To remove an underperforming flash drive:

If the flash disk is used for flash cache:
1. Ensure that data not synchronized with the disk (dirty data) is flushed from flash cache to the grid disks:
```
CellCLI> ALTER FLASHCACHE ... FLUSH
```
2. Disable the flash cache and create a new one. Do not include the bad flash disk when creating the flash cache.
```
CellCLI > DROP FLASHCACHE
CellCLI > CREATE FLASHCACHE CELLDISK='fd1,fd2,fd3,fd4, ...' 
```
If the flash disk is used for grid disks, then direct Oracle ASM to stop using the bad disk immediately:
```
SQL> ALTER DISKGROUP diskgroup_name DROP DISK asm_disk_name FORCE 
```
Offline partners might cause the DROP command with the FORCE option to fail. If the previous command fails, do one of the following:
- Restore Oracle ASM data redundancy by correcting the other server or disk failures. Then retry the DROP...FORCE command.
- Direct Oracle ASM to rebalance the data off the bad disk:
```
SQL> ALTER DISKGROUP diskgroup_name DROP DISK asm_disk_name  NOFORCE
```
Wait until the Oracle ASM disks associated with the bad flash disk are dropped successfully. The storage server software automatically sends an alert when it is safe to replace the flash disk.
Stop the services:
```
CellCLI> ALTER CELL SHUTDOWN SERVICES ALL
```
The preceding command checks if any disks are offline, in predictive failure status, or must be copied to its mirror. If Oracle ASM redundancy is intact, then the command takes the grid disks offline in Oracle ASM, and stops the services.

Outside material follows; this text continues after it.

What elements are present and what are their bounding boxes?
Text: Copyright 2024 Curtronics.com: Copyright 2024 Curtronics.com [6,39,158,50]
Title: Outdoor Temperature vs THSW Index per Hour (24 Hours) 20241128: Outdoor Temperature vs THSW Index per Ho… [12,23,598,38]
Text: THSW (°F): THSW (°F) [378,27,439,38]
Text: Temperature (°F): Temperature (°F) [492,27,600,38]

The following error indicates that stopping the services might cause redundancy problems and force a disk group to dismount:
```
Stopping the RS, CELLSRV, and MS services...
The SHUTDOWN of ALL services was not successful.
CELL-01548: Unable to shut down CELLSRV because disk group DATA, RECO may be
forced to dismount due to reduced redundancy.
Getting the state of CELLSRV services... running
Getting the state of MS services... running
Getting the state of RS services... running
```
If this error occurs, then restore Oracle ASM disk group redundancy. Retry the command when the status is normal for all disks.
Shut down the server. See "Shutting Down a Storage Server".
Remove the bad flash disk, and replace it with a new flash disk.
Power up the server. The services are started automatically. As part of the server startup, all grid disks are automatically online in Oracle ASM.

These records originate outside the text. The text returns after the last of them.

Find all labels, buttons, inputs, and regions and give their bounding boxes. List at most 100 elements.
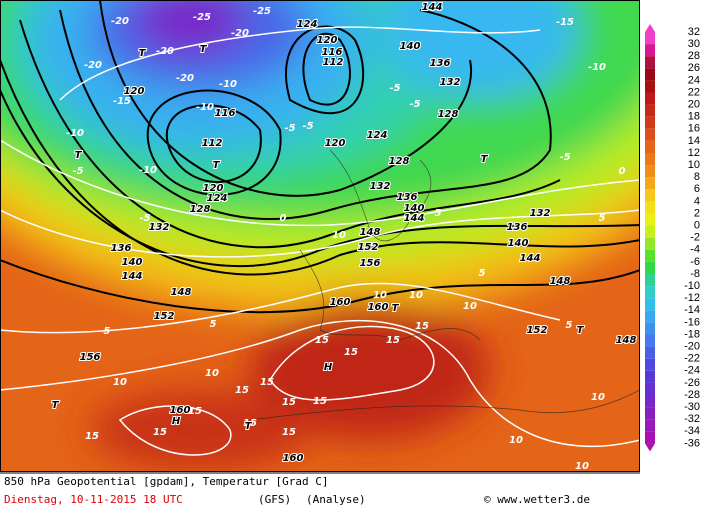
temperature-label: 10 (205, 368, 219, 379)
temperature-label: 15 (243, 418, 257, 429)
temperature-label: 15 (282, 427, 296, 438)
geopotential-label: 124 (367, 130, 388, 141)
temperature-label: 10 (373, 290, 387, 301)
pressure-center: T (245, 421, 253, 432)
scale-swatch (645, 140, 655, 153)
temperature-label: 15 (415, 321, 429, 332)
geopotential-label: 132 (149, 222, 170, 233)
scale-label: -26 (684, 377, 700, 389)
pressure-center: T (213, 160, 221, 171)
temperature-label: -5 (389, 83, 400, 94)
scale-swatch (645, 395, 655, 408)
temperature-label: -10 (219, 79, 237, 90)
pressure-center: H (324, 362, 333, 373)
scale-swatch (645, 261, 655, 274)
scale-swatch (645, 213, 655, 226)
pressure-center: T (481, 154, 489, 165)
temperature-label: 0 (280, 213, 287, 224)
geopotential-label: 156 (360, 258, 381, 269)
scale-swatch (645, 310, 655, 323)
scale-label: -20 (684, 341, 700, 353)
pressure-center: T (75, 150, 83, 161)
geopotential-label: 128 (438, 109, 459, 120)
geopotential-label: 136 (397, 192, 418, 203)
geopotential-contours (0, 0, 640, 314)
scale-swatch (645, 237, 655, 250)
scale-label: -32 (684, 413, 700, 425)
temperature-label: -5 (559, 152, 570, 163)
scale-label: 4 (694, 195, 700, 207)
geopotential-label: 120 (325, 138, 346, 149)
scale-label: 24 (688, 74, 700, 86)
scale-swatch (645, 201, 655, 214)
geopotential-label: 120 (124, 86, 145, 97)
geopotential-label: 140 (400, 41, 421, 52)
geopotential-label: 156 (80, 352, 101, 363)
temperature-label: 5 (599, 213, 606, 224)
scale-swatch (645, 56, 655, 69)
geopotential-label: 132 (370, 181, 391, 192)
geopotential-label: 148 (616, 335, 637, 346)
scale-arrow-bottom (645, 443, 655, 452)
geopotential-label: 140 (122, 257, 143, 268)
scale-swatch (645, 32, 655, 45)
scale-label: 32 (688, 26, 700, 38)
scale-label: -36 (684, 437, 700, 449)
scale-label: 30 (688, 38, 700, 50)
temperature-label: 10 (463, 301, 477, 312)
temperature-label: 0 (619, 166, 626, 177)
geopotential-label: 140 (404, 203, 425, 214)
temperature-label: 15 (235, 385, 249, 396)
scale-swatch (645, 382, 655, 395)
scale-label: 6 (694, 183, 700, 195)
scale-label: -6 (690, 256, 700, 268)
scale-swatch (645, 346, 655, 359)
scale-swatch (645, 92, 655, 105)
geopotential-label: 152 (527, 325, 548, 336)
temperature-label: -20 (84, 60, 102, 71)
scale-label: -28 (684, 389, 700, 401)
geopotential-label: 120 (317, 35, 338, 46)
temperature-label: -5 (409, 99, 420, 110)
temperature-label: 5 (479, 268, 486, 279)
scale-label: 20 (688, 99, 700, 111)
geopotential-label: 144 (520, 253, 541, 264)
map-frame (0, 0, 640, 472)
scale-swatch (645, 165, 655, 178)
temperature-label: 10 (409, 290, 423, 301)
scale-swatch (645, 225, 655, 238)
scale-swatch (645, 249, 655, 262)
scale-label: -2 (690, 232, 700, 244)
temperature-label: -5 (72, 166, 83, 177)
temperature-label: 15 (344, 347, 358, 358)
pressure-center: T (200, 44, 208, 55)
footer-credit: © www.wetter3.de (484, 493, 590, 506)
temperature-label: -20 (231, 28, 249, 39)
map-labels: -20 -25 -25 -20 -20 -20 -20 -15 -10 -10 -10 -5 -5 -10… (51, 1, 638, 472)
temperature-label: -20 (111, 16, 129, 27)
temperature-label: -20 (156, 46, 174, 57)
scale-swatch (645, 370, 655, 383)
pressure-center: T (52, 400, 60, 411)
temperature-label: -10 (588, 62, 606, 73)
scale-swatch (645, 80, 655, 93)
scale-label: 10 (688, 159, 700, 171)
scale-label: 0 (694, 220, 700, 232)
temperature-isotherms (0, 26, 640, 456)
scale-label: 16 (688, 123, 700, 135)
temperature-label: -5 (139, 213, 150, 224)
temperature-label: 5 (104, 326, 111, 337)
temperature-label: -10 (66, 128, 84, 139)
temperature-label: 5 (435, 208, 442, 219)
scale-swatch (645, 334, 655, 347)
geopotential-label: 160 (170, 405, 191, 416)
temperature-label: 15 (153, 427, 167, 438)
geopotential-label: 128 (389, 156, 410, 167)
scale-swatch (645, 177, 655, 190)
scale-swatch (645, 68, 655, 81)
scale-label: 2 (694, 207, 700, 219)
color-scale: 32302826242220181614121086420-2-4-6-8-10… (645, 24, 700, 452)
geopotential-label: 144 (122, 271, 143, 282)
scale-label: -8 (690, 268, 700, 280)
pressure-center: T (139, 48, 147, 59)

Add the new flash disk to flash cache:

CellCLI> DROP FLASHCACHE
CellCLI> CREATE FLASHCACHE ALL

Verify that all grid disks are online:
```
CellCLI> LIST GRIDDISK ATTRIBUTES asmmodestatus
```
Wait until asmmodestatus shows ONLINE or UNUSED for all grid disks.

The flash disks are added as follows:

If the flash disk is used for grid disks, then the grid disks are re-created on the new flash disk.
If these grid disks were part of an Oracle ASM disk group and DROP...FORCE was used in Step 2, then they are added back to the disk group and the data is rebalanced on based on disk group redundancy and the ASM_POWER_LIMIT parameter.
If DROP...NOFORCE was used in Step 2, then you must manually add the grid disks back to the Oracle ASM disk group.

About Write-Back Flash Cache

You cannot modify the write-back flash cache settings on Recovery Appliance.